A lot of my friends are currently trying to decide whether or not to have a second baby. Actually, they are writhing in a sort of tortured late '30s angst trying to decide whether to have a second baby.
I get it. Here you are, you've got your mate and your career and your one completely, ridiculously doted upon offspring. You still get to go out with the girls every now and again. You're having sex once or twice a week. Your body is more or less back where it belongs. You've got it worked out. Why mess it up?
It's not a bad question to ask yourself. But I find that I have little patience for the dithering. Maybe because giving birth to twins knocked me off my axis so profoundly that I never really got to the part where I felt like I had it all worked out. Maybe because I'm jealous.
I imagine life with one baby as a kind of gauzy, pink-tinged Gerber commercial in which you have hours a day in which you are required to do nothing more than suck on perfect little infant toes. If I only had one baby, I tell myself, I would never lose my temper, or yell, or say things like, "when you learn to cook your own dinner, you can start complaining about the food" to three-year-old children.
I suppose what I am saying is, I am not the person to ask when you are considering having a second child. I always knew I wanted two children. I was wholeheartedly committed to the idea of two from the beginning. But that's not why I am not the person to ask.
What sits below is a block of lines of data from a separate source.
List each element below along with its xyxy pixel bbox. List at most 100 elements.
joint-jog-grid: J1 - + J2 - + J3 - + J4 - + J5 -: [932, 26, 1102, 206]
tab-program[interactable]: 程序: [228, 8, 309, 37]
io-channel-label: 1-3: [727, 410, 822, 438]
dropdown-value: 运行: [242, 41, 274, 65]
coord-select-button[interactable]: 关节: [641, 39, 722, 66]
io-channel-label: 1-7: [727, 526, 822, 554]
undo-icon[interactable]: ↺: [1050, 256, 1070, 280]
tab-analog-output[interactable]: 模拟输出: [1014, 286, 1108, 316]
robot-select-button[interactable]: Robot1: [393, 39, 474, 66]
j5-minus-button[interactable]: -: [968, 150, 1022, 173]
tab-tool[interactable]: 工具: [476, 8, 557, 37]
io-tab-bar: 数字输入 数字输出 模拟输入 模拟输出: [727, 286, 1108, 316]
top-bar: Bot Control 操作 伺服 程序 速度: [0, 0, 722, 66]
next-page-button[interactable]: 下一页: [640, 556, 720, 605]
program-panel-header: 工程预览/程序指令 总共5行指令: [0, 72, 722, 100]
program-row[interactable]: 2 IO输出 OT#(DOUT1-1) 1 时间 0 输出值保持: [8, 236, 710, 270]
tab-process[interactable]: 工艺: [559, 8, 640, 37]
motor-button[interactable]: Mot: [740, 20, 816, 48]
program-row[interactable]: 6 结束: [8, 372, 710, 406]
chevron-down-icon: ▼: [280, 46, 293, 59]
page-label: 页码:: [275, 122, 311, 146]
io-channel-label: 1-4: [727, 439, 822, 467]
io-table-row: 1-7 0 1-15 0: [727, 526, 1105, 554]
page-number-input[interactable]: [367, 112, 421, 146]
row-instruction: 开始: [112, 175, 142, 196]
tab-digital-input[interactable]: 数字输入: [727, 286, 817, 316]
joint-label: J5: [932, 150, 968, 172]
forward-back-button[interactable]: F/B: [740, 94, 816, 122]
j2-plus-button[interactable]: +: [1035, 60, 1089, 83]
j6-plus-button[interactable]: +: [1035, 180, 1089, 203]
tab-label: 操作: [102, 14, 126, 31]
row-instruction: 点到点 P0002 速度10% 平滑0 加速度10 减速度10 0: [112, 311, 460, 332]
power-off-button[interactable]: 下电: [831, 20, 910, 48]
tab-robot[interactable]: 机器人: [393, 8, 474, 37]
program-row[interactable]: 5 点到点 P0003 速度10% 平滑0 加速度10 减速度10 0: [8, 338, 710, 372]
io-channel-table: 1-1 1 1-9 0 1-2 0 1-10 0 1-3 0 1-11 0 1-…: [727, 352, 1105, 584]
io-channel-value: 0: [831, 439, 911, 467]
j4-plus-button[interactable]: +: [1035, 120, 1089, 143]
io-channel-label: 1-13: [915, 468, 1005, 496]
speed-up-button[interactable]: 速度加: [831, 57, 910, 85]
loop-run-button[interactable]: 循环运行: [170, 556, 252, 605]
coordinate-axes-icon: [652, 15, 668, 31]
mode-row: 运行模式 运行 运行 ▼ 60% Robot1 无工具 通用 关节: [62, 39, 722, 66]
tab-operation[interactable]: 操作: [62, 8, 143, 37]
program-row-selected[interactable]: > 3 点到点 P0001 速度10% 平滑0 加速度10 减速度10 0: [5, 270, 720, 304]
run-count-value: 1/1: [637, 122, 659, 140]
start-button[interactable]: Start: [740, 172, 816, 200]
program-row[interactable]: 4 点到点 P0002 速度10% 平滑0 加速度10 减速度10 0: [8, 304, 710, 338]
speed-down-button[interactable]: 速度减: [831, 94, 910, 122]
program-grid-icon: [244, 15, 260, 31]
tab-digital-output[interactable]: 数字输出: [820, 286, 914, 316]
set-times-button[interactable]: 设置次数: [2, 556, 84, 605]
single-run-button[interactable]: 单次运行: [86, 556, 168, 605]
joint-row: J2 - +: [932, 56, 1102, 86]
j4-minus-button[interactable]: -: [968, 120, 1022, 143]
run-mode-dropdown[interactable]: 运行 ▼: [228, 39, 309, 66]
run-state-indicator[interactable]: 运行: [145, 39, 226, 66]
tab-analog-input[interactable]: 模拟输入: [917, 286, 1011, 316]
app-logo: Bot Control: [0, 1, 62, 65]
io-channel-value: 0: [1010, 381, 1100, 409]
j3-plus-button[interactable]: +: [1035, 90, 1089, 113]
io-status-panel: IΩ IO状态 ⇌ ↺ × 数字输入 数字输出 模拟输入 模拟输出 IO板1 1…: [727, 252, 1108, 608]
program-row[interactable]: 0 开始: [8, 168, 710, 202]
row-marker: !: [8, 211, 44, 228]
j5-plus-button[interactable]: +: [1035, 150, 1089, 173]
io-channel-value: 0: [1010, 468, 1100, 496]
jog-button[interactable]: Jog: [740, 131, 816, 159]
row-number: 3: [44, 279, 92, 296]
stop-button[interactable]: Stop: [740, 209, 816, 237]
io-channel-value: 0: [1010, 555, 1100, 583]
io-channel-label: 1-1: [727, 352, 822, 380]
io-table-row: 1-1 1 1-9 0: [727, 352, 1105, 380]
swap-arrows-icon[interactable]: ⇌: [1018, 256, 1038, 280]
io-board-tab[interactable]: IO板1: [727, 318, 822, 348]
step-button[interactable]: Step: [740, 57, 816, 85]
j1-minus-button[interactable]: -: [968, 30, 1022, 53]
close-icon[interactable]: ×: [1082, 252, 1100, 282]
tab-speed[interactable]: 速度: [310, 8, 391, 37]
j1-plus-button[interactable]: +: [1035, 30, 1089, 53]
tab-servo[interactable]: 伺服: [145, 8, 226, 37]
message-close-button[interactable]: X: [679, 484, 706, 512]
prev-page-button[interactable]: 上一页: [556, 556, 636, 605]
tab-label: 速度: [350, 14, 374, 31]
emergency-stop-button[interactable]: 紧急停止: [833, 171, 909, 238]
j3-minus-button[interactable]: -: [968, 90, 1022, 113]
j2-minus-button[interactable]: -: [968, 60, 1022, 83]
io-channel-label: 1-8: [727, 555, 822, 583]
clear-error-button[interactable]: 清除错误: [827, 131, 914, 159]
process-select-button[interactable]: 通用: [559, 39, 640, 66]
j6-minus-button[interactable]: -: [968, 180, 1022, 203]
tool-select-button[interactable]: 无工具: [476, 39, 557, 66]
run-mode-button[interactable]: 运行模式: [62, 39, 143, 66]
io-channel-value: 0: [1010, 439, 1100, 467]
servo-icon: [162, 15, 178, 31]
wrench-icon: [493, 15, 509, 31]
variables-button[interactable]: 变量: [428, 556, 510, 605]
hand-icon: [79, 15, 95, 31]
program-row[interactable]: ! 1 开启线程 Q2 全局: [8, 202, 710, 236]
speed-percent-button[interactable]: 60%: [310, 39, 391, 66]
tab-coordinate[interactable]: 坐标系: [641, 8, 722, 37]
I am not the person to ask because there are many times when I want to grab my friends by the shoulders and shout, "Don't do it." I want to tell them that it will indeed mess everything up in all the ways they suspect. I want to warn them about never really being able to enjoy a lazy Sunday, or eat an uninterrupted meal, or have twice weekly sex again. I want to tell them about that weird shrewish voice that will come out of their mouths when their children are bickering, and how the idea of going out to a restaurant with the whole family will seem like an impossible dream.
Half the time.
The other half of the time I want to tell them to quit their hand wringing and get knocked up already. Join me in my messy, wonderful suffering. Enlarge your heart. Join the human family. Get in here and root around a little.
Mostly I don't say any of it. Mostly I shrug and say I don't know. Because, of course, I don't. If you are waiting for the right answer, forget it. There is no right answer.
I am of the best-guess-and-no-guarantees school of decision making. Go with your gut and hope it works out. That's how I approached my marriage and my career and the decision to become a parent in the first place.
And really, the big decisions are just a mixed-bag of emotions anyway— moments of despairing defeat and moments of profound and blissful joy. And in between lots and lots of moments of folding the laundry or watching crap TV or running out to the all-night Safeway to buy milk. Sometimes you are the luckiest girl in the world, and sometimes you look over and think, "This? Really?" And there's probably nothing more we can ask for.